Ashvin Patel (Con, Pagham) suggested ‘tabletop studies’ did not give a true picture of traffic using Pagham Road, especially lorries, while Francis Oppler (LDem, Orchard) described the local plan as the ‘elephant in the room’.

He said: “You have been told there are no real grounds to refuse it but for me the local plan is wrong and I’m proud to have voted against it.”

Planning officers said the committee had to demonstrate clear reasons for going against the local plan particularly as it was adopted so recently.

But Mrs Hall said the committee was there to ensure ‘everything is correct and not causing inconvenience to the new residents’.

She added: “It’s making Pagham a nightmare for people living in the village, which is 1,200 years old. We are ruining it and we need to make sure everything is right.”
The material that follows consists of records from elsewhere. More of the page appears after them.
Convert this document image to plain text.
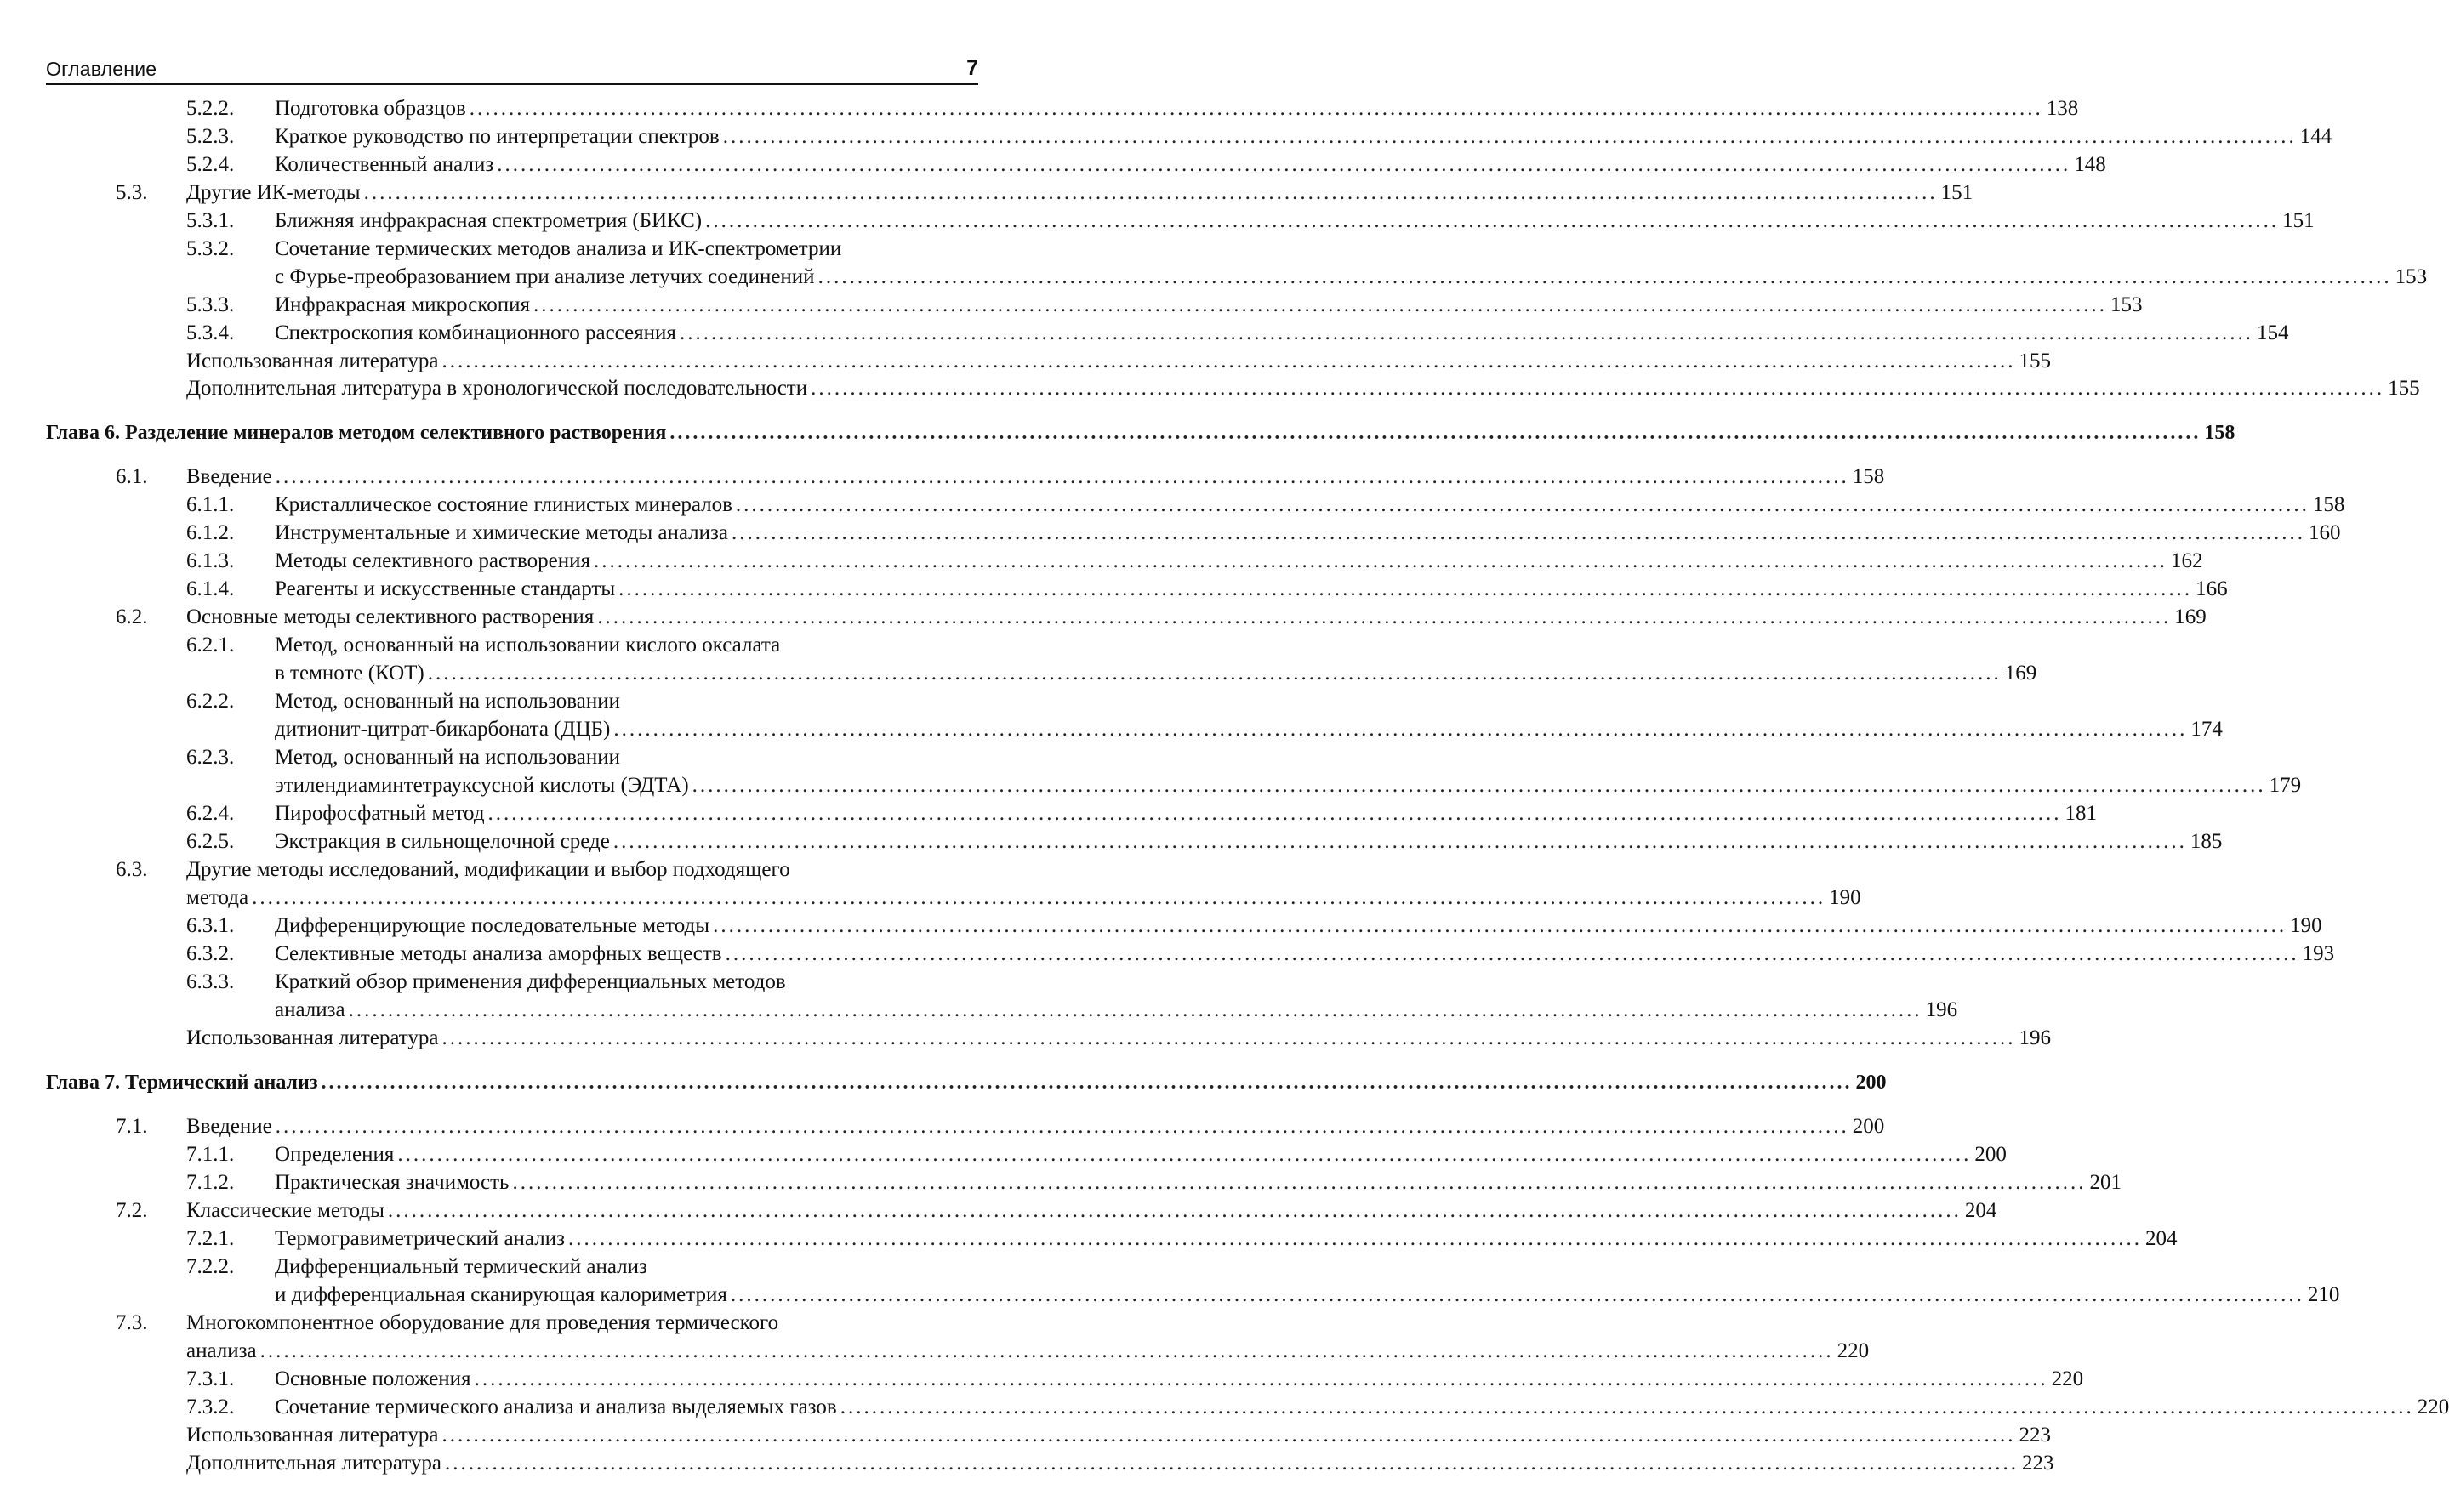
Оглавление	7
5.2.2. Подготовка образцов ........................................................................................................................................................................................................ 138
5.2.3. Краткое руководство по интерпретации спектров ........................................................................................................................................................................................................ 144
5.2.4. Количественный анализ ........................................................................................................................................................................................................ 148
5.3. Другие ИК-методы ........................................................................................................................................................................................................ 151
5.3.1. Ближняя инфракрасная спектрометрия (БИКС) ........................................................................................................................................................................................................ 151
5.3.2. Сочетание термических методов анализа и ИК-спектрометрии
с Фурье-преобразованием при анализе летучих соединений ........................................................................................................................................................................................................ 153
5.3.3. Инфракрасная микроскопия ........................................................................................................................................................................................................ 153
5.3.4. Спектроскопия комбинационного рассеяния ........................................................................................................................................................................................................ 154
Использованная литература ........................................................................................................................................................................................................ 155
Дополнительная литература в хронологической последовательности ........................................................................................................................................................................................................ 155
Глава 6. Разделение минералов методом селективного растворения ........................................................................................................................................................................................................ 158
6.1. Введение ........................................................................................................................................................................................................ 158
6.1.1. Кристаллическое состояние глинистых минералов ........................................................................................................................................................................................................ 158
6.1.2. Инструментальные и химические методы анализа ........................................................................................................................................................................................................ 160
6.1.3. Методы селективного растворения ........................................................................................................................................................................................................ 162
6.1.4. Реагенты и искусственные стандарты ........................................................................................................................................................................................................ 166
6.2. Основные методы селективного растворения ........................................................................................................................................................................................................ 169
6.2.1. Метод, основанный на использовании кислого оксалата
в темноте (КОТ) ........................................................................................................................................................................................................ 169
6.2.2. Метод, основанный на использовании
дитионит-цитрат-бикарбоната (ДЦБ) ........................................................................................................................................................................................................ 174
6.2.3. Метод, основанный на использовании
этилендиаминтетрауксусной кислоты (ЭДТА) ........................................................................................................................................................................................................ 179
6.2.4. Пирофосфатный метод ........................................................................................................................................................................................................ 181
6.2.5. Экстракция в сильнощелочной среде ........................................................................................................................................................................................................ 185
6.3. Другие методы исследований, модификации и выбор подходящего
метода ........................................................................................................................................................................................................ 190
6.3.1. Дифференцирующие последовательные методы ........................................................................................................................................................................................................ 190
6.3.2. Селективные методы анализа аморфных веществ ........................................................................................................................................................................................................ 193
6.3.3. Краткий обзор применения дифференциальных методов
анализа ........................................................................................................................................................................................................ 196
Использованная литература ........................................................................................................................................................................................................ 196
Глава 7. Термический анализ ........................................................................................................................................................................................................ 200
7.1. Введение ........................................................................................................................................................................................................ 200
7.1.1. Определения ........................................................................................................................................................................................................ 200
7.1.2. Практическая значимость ........................................................................................................................................................................................................ 201
7.2. Классические методы ........................................................................................................................................................................................................ 204
7.2.1. Термогравиметрический анализ ........................................................................................................................................................................................................ 204
7.2.2. Дифференциальный термический анализ
и дифференциальная сканирующая калориметрия ........................................................................................................................................................................................................ 210
7.3. Многокомпонентное оборудование для проведения термического
анализа ........................................................................................................................................................................................................ 220
7.3.1. Основные положения ........................................................................................................................................................................................................ 220
7.3.2. Сочетание термического анализа и анализа выделяемых газов ........................................................................................................................................................................................................ 220
Использованная литература ........................................................................................................................................................................................................ 223
Дополнительная литература ........................................................................................................................................................................................................ 223
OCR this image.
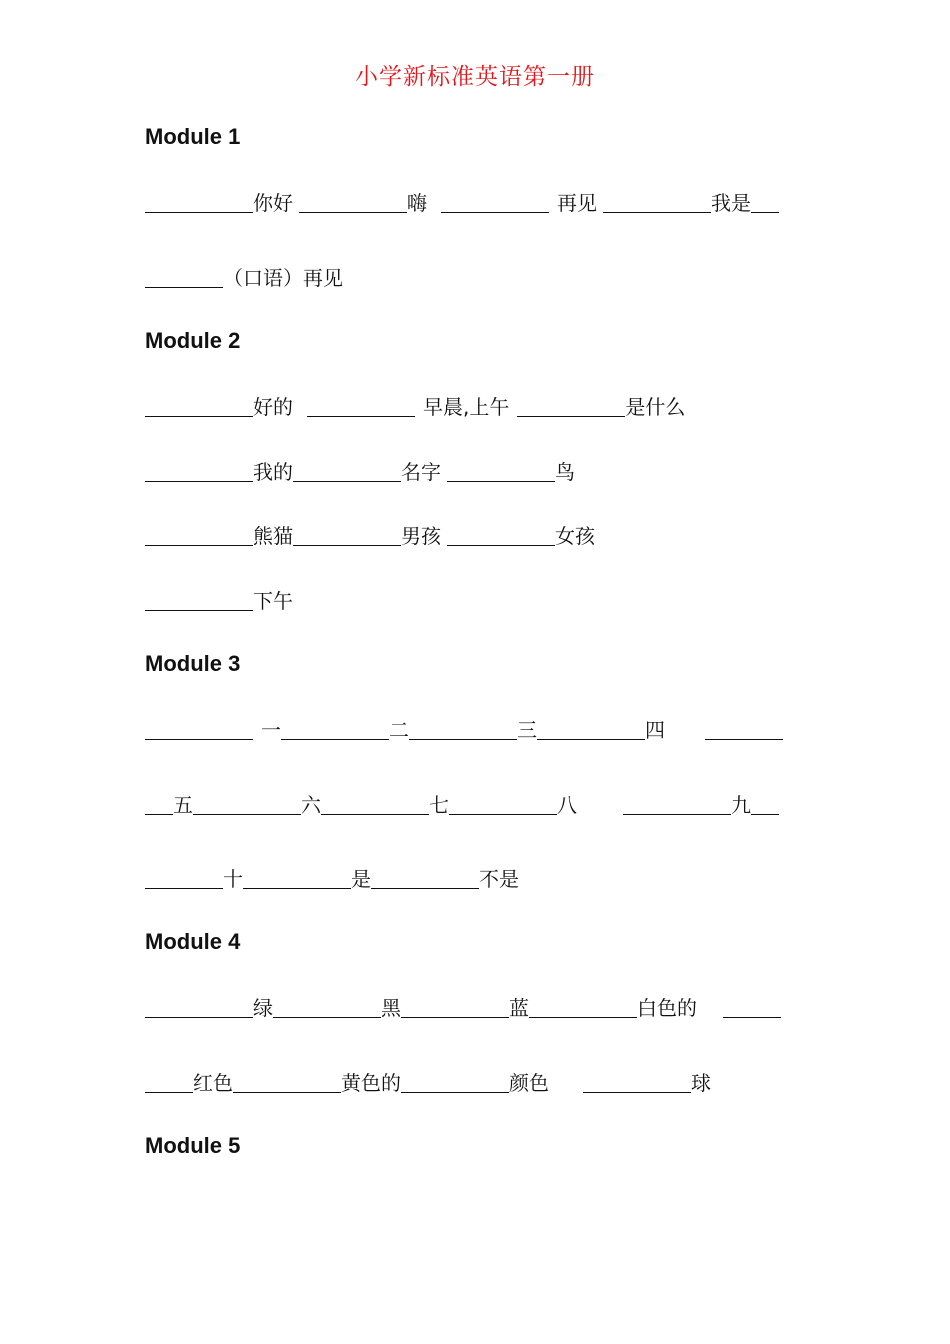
小学新标准英语第一册
Module 1
你好	嗨	再见	我是
（口语）再见
Module 2
好的	早晨,上午	是什么
我的	名字	鸟
熊猫	男孩	女孩
下午
Module 3
一	二	三	四
五	六	七	八	九
十	是	不是
Module 4
绿	黑	蓝	白色的
红色	黄色的	颜色	球
Module 5
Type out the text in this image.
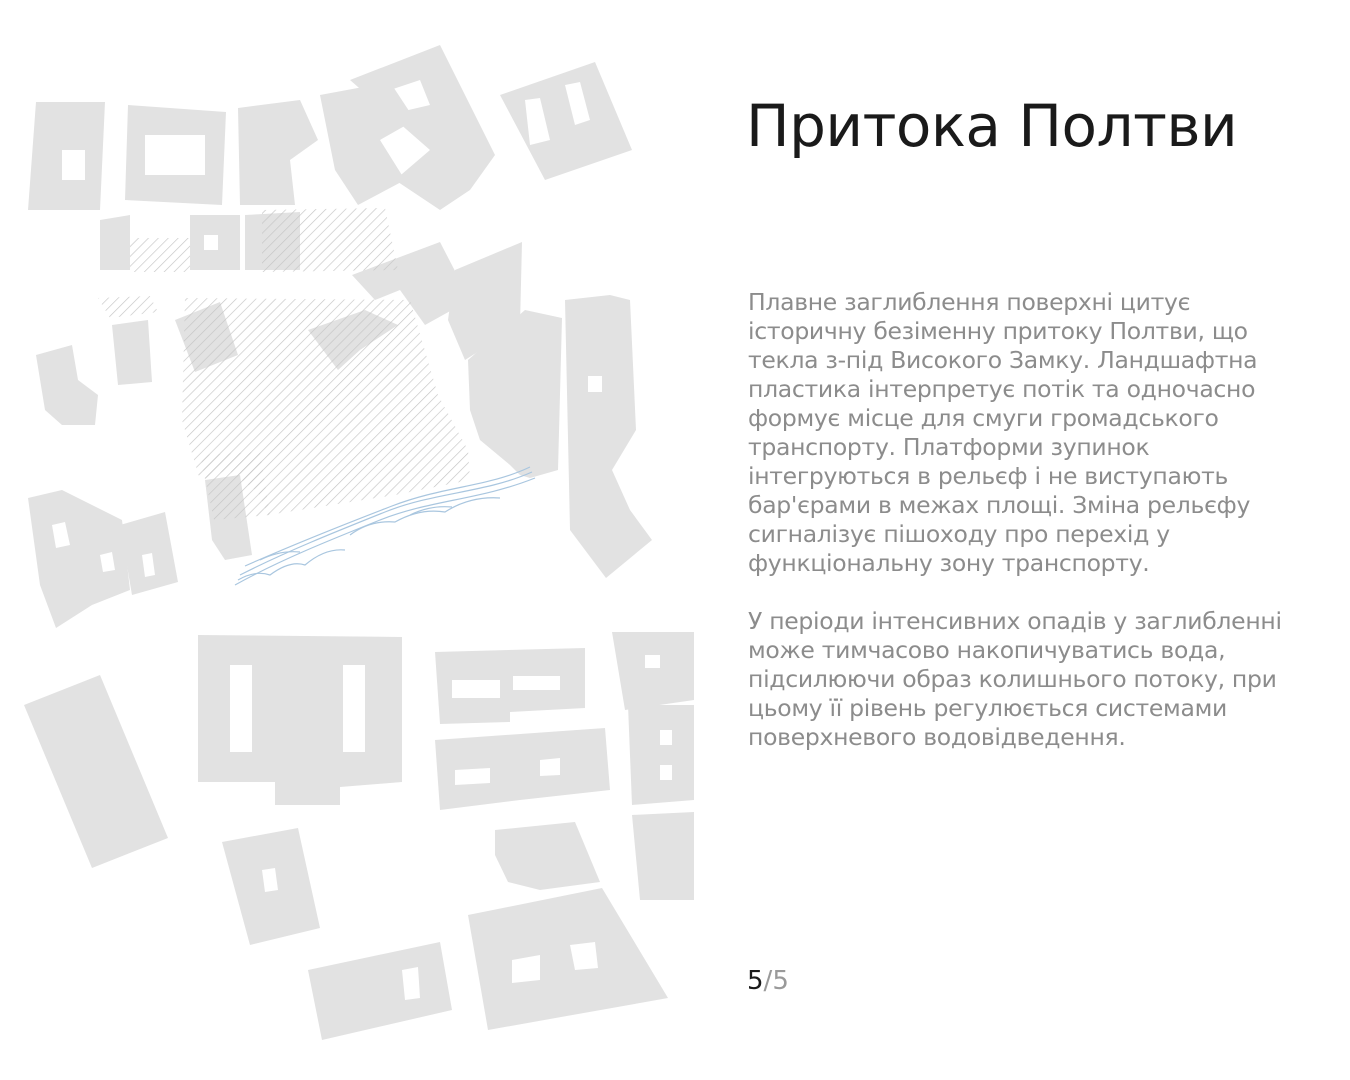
Притока Полтви

Плавне заглиблення поверхні цитує історичну безіменну притоку Полтви, що текла з-під Високого Замку. Ландшафтна пластика інтерпретує потік та одночасно формує місце для смуги громадського транспорту. Платформи зупинок інтегруються в рельєф і не виступають бар'єрами в межах площі. Зміна рельєфу сигналізує пішоходу про перехід у функціональну зону транспорту.

У періоди інтенсивних опадів у заглибленні може тимчасово накопичуватись вода, підсилюючи образ колишнього потоку, при цьому її рівень регулюється системами поверхневого водовідведення.

5/5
Alex Anderson, from Taylor Wimpey, described how they aimed to assimilate their developments into existing communities, while the scheme would deliver a replacement scout hut and include a circular walk on the site’s perimeter, affordable housing and land for an ambulance community response post.

Mr Oliver-Redgate suggested the Government’s requirement for new housing was acting as a straitjacket for the council, while Philippa Bower (Con, Rustington West) argued if they went against the local plan ‘we will rubbish the entire system’.

Meanwhile Mr Bower (Con, East Preston) said they were aware some parts of the district are not as well served as others in terms of infrastructure, but the only way to address this was through developer contributions and this meant housebuilding.

He explained how Arun had a shortfall of 1,250 homes to find above sites already identified, adding: “It’s not a burden borne just by Pagham but by the entire district.”